Netflix is doing great right now, because they're riding the wave of a new entertainment delivery model. They are making enough money that even people who are not very good at their jobs (see current company roster) can continue operating the company profitably. But that won't last forever. Which means that, when the competition gets rough, when another business model challenges the company, or whatever else happens that requires Netflix to start doing things smarter and better.... the people in charge at every level of the company will be the people who brought you (and defended) this rather crappy UI change.

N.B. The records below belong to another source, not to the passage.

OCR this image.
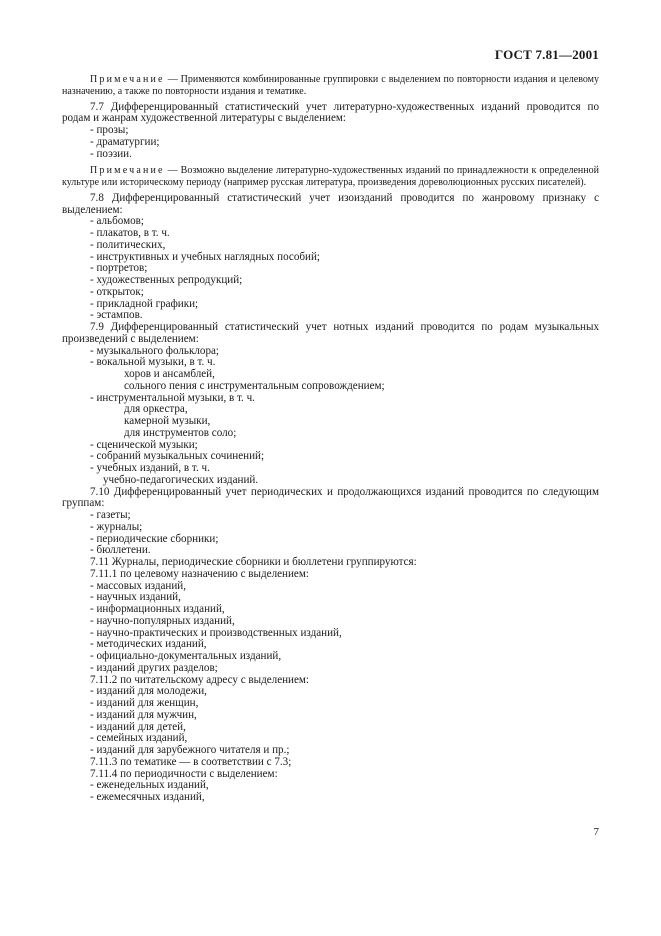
ГОСТ 7.81—2001

Примечание — Применяются комбинированные группировки с выделением по повторности издания и целевому назначению, а также по повторности издания и тематике.

7.7 Дифференцированный статистический учет литературно-художественных изданий проводится по родам и жанрам художественной литературы с выделением:

- прозы;

- драматургии;

- поэзии.

Примечание — Возможно выделение литературно-художественных изданий по принадлежности к определенной культуре или историческому периоду (например русская литература, произведения дореволюционных русских писателей).

7.8 Дифференцированный статистический учет изоизданий проводится по жанровому признаку с выделением:

- альбомов;

- плакатов, в т. ч.

- политических,

- инструктивных и учебных наглядных пособий;

- портретов;

- художественных репродукций;

- открыток;

- прикладной графики;

- эстампов.

7.9 Дифференцированный статистический учет нотных изданий проводится по родам музыкальных произведений с выделением:

- музыкального фольклора;

- вокальной музыки, в т. ч.

хоров и ансамблей,

сольного пения с инструментальным сопровождением;

- инструментальной музыки, в т. ч.

для оркестра,

камерной музыки,

для инструментов соло;

- сценической музыки;

- собраний музыкальных сочинений;

- учебных изданий, в т. ч.

учебно-педагогических изданий.

7.10 Дифференцированный учет периодических и продолжающихся изданий проводится по следующим группам:

- газеты;

- журналы;

- периодические сборники;

- бюллетени.

7.11 Журналы, периодические сборники и бюллетени группируются:

7.11.1 по целевому назначению с выделением:

- массовых изданий,

- научных изданий,

- информационных изданий,

- научно-популярных изданий,

- научно-практических и производственных изданий,

- методических изданий,

- официально-документальных изданий,

- изданий других разделов;

7.11.2 по читательскому адресу с выделением:

- изданий для молодежи,

- изданий для женщин,

- изданий для мужчин,

- изданий для детей,

- семейных изданий,

- изданий для зарубежного читателя и пр.;

7.11.3 по тематике — в соответствии с 7.3;

7.11.4 по периодичности с выделением:

- еженедельных изданий,

- ежемесячных изданий,

7
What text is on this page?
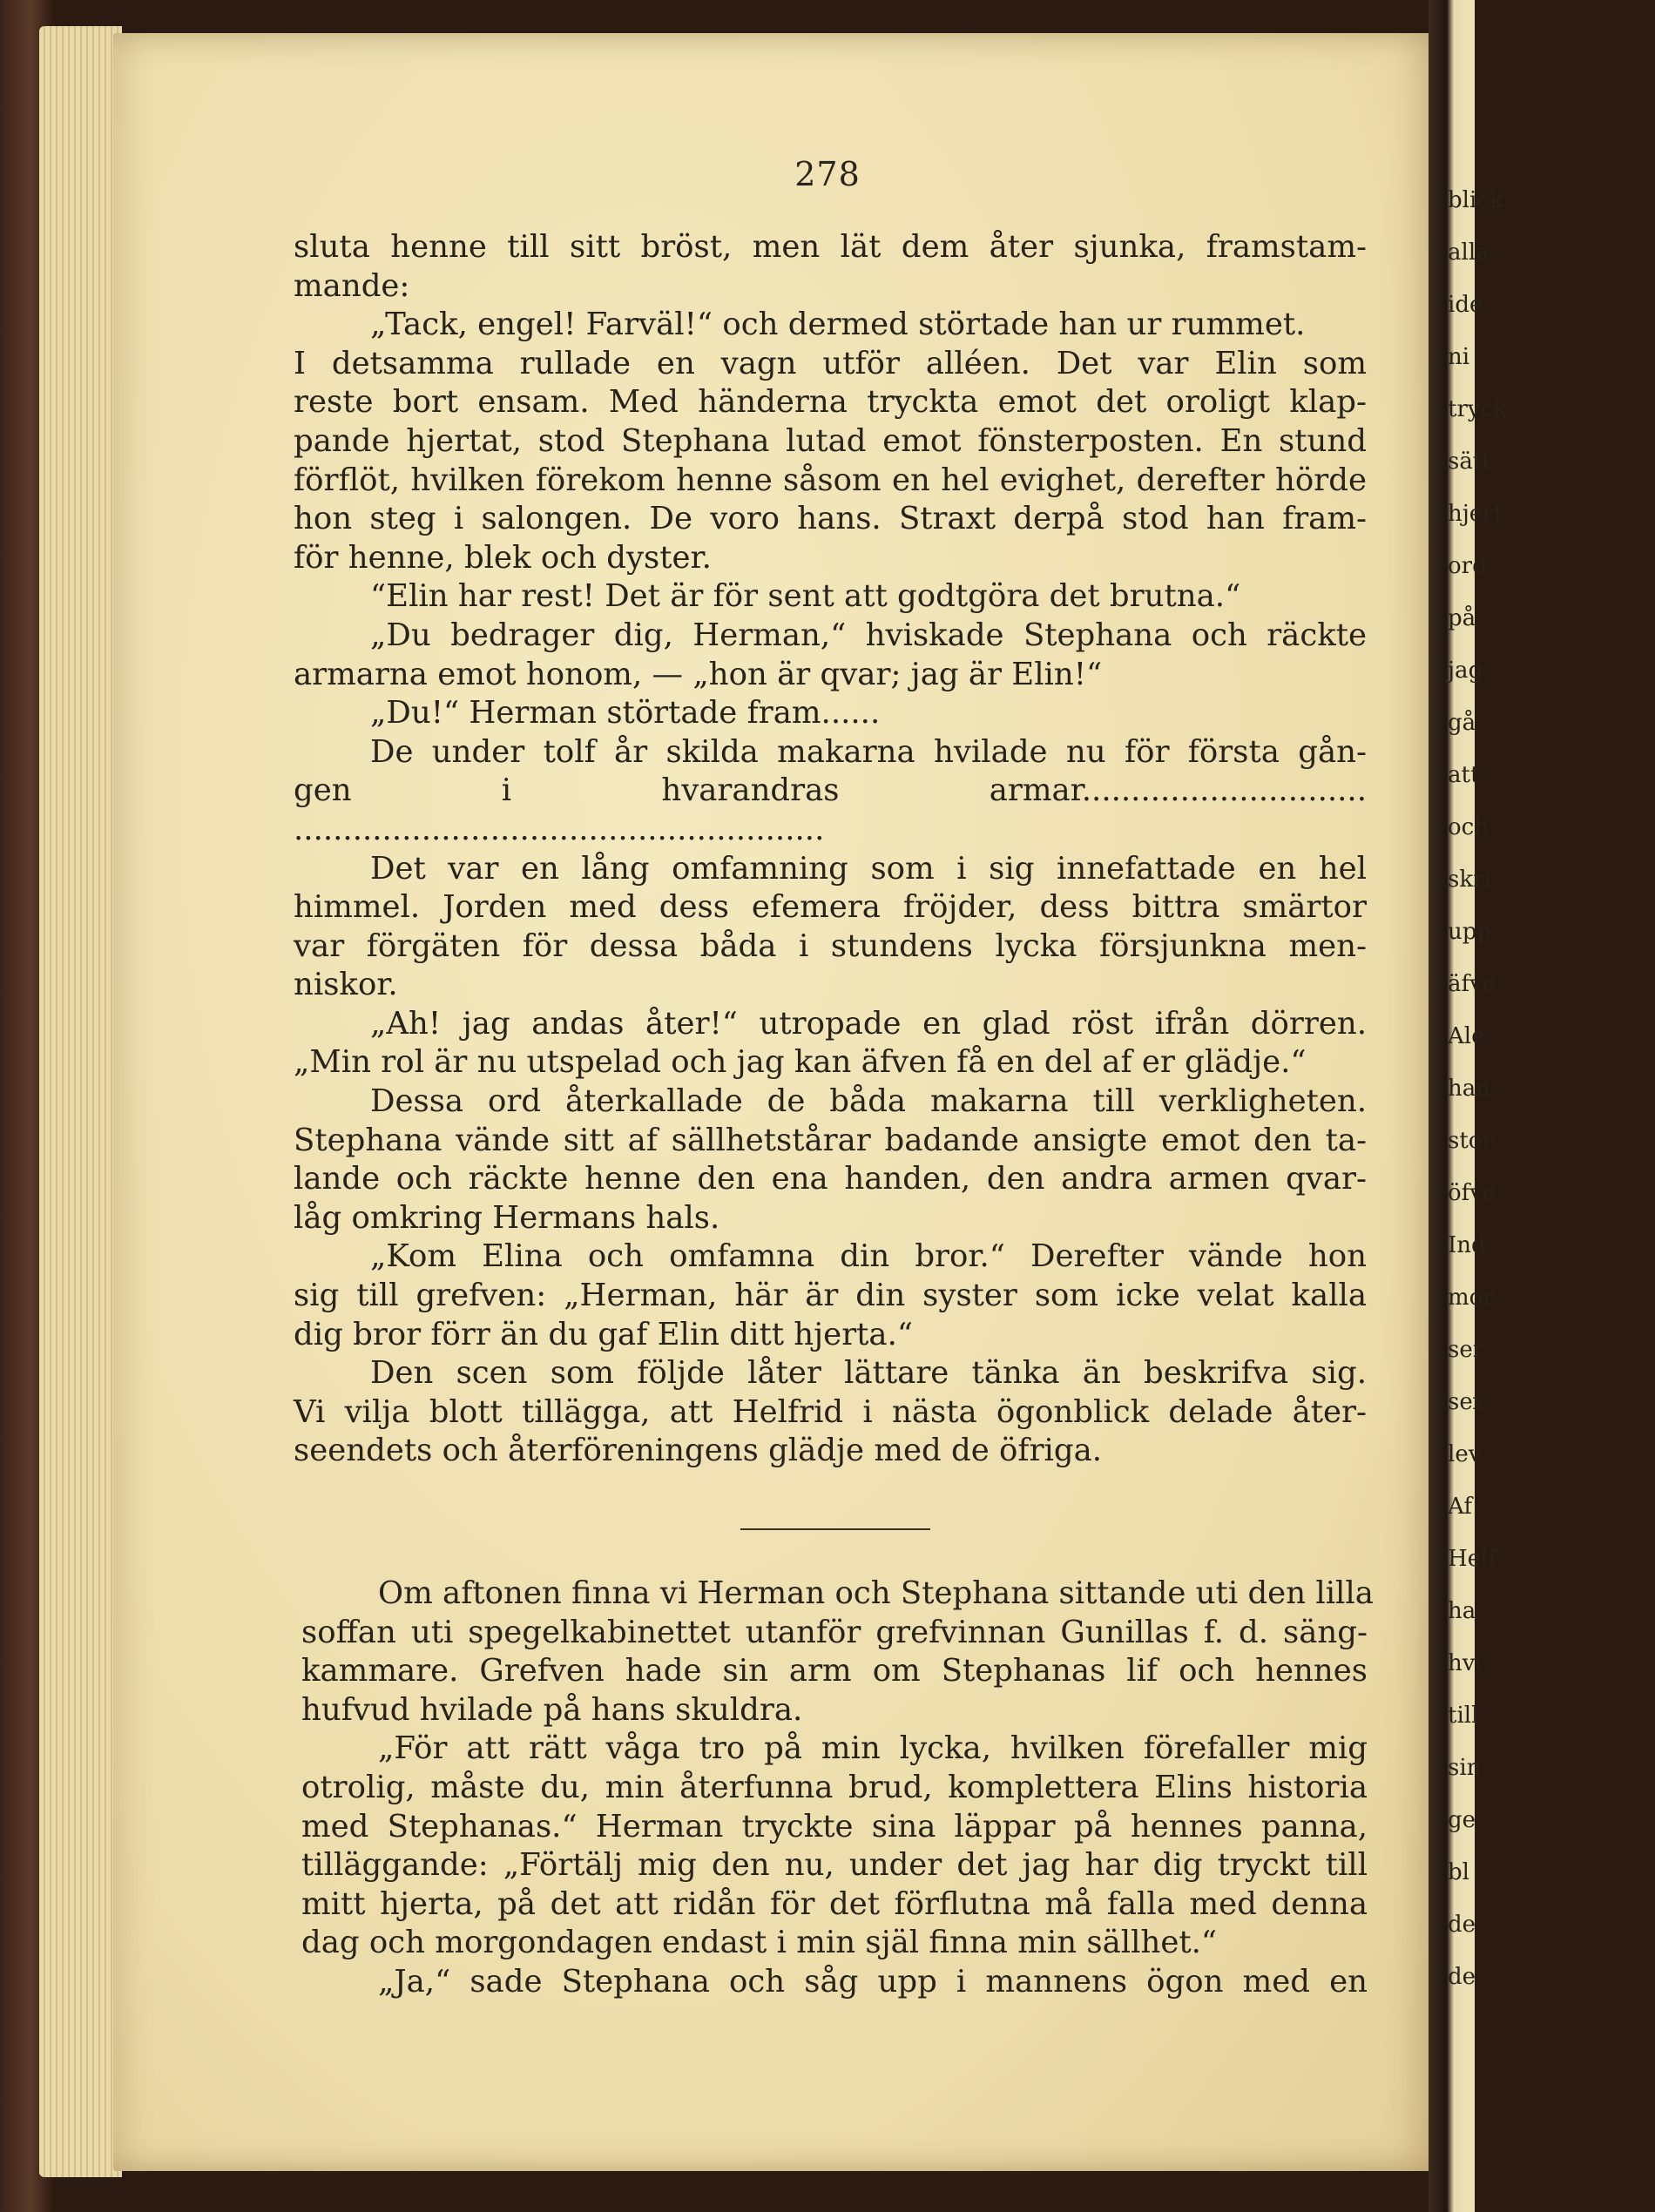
blick
alla
ide
ni
tryck
sätt
hjert
ord
på
jag
gå
att
och
skri
upp
äfve
Ale
han
stor
öfve
Ind
mor
ser.
sex
lev
Af
Helf
ha
hvi
till
sin
ge
bl
de
de
278
sluta henne till sitt bröst, men lät dem åter sjunka, framstam-
mande:
„Tack, engel! Farväl!“ och dermed störtade han ur rummet.
I detsamma rullade en vagn utför alléen. Det var Elin som
reste bort ensam. Med händerna tryckta emot det oroligt klap-
pande hjertat, stod Stephana lutad emot fönsterposten. En stund
förflöt, hvilken förekom henne såsom en hel evighet, derefter hörde
hon steg i salongen. De voro hans. Straxt derpå stod han fram-
för henne, blek och dyster.
“Elin har rest! Det är för sent att godtgöra det brutna.“
„Du bedrager dig, Herman,“ hviskade Stephana och räckte
armarna emot honom, — „hon är qvar; jag är Elin!“
„Du!“ Herman störtade fram......
De under tolf år skilda makarna hvilade nu för första gån-
gen i hvarandras armar.............................
......................................................
Det var en lång omfamning som i sig innefattade en hel
himmel. Jorden med dess efemera fröjder, dess bittra smärtor
var förgäten för dessa båda i stundens lycka försjunkna men-
niskor.
„Ah! jag andas åter!“ utropade en glad röst ifrån dörren.
„Min rol är nu utspelad och jag kan äfven få en del af er glädje.“
Dessa ord återkallade de båda makarna till verkligheten.
Stephana vände sitt af sällhetstårar badande ansigte emot den ta-
lande och räckte henne den ena handen, den andra armen qvar-
låg omkring Hermans hals.
„Kom Elina och omfamna din bror.“ Derefter vände hon
sig till grefven: „Herman, här är din syster som icke velat kalla
dig bror förr än du gaf Elin ditt hjerta.“
Den scen som följde låter lättare tänka än beskrifva sig.
Vi vilja blott tillägga, att Helfrid i nästa ögonblick delade åter-
seendets och återföreningens glädje med de öfriga.
Om aftonen finna vi Herman och Stephana sittande uti den lilla
soffan uti spegelkabinettet utanför grefvinnan Gunillas f. d. säng-
kammare. Grefven hade sin arm om Stephanas lif och hennes
hufvud hvilade på hans skuldra.
„För att rätt våga tro på min lycka, hvilken förefaller mig
otrolig, måste du, min återfunna brud, komplettera Elins historia
med Stephanas.“ Herman tryckte sina läppar på hennes panna,
tilläggande: „Förtälj mig den nu, under det jag har dig tryckt till
mitt hjerta, på det att ridån för det förflutna må falla med denna
dag och morgondagen endast i min själ finna min sällhet.“
„Ja,“ sade Stephana och såg upp i mannens ögon med en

And they're gonna get clobbered.
http://alternatives.rzero.com/
That click-image-once-to-play behavior is the single biggest and stupidest mistake of this UI design. I'm really not the kind of person who calls for people to be fired, but I sincerely hope that the person who suggested it and the person who approved it both do some soul-searching and consider going into real estate or social work or construction, or some other career choice that they have a better aptitude for.
http://alternatives.rzero.com/
Amen. The thing I used to love about slashdot was that it had some of the most insightful discussions on the internet, ones that were often times many levels deep in a comment thread. Now, since you can't see ratings on lots of nested comments until you click on them, you hardly ever see a decent comment thread more than two or three levels deep.
The latest slashdot redesign totally killed the experience for me, and it's most definitely not a case of "users hate change". Users hate when they have critical features taken away from them.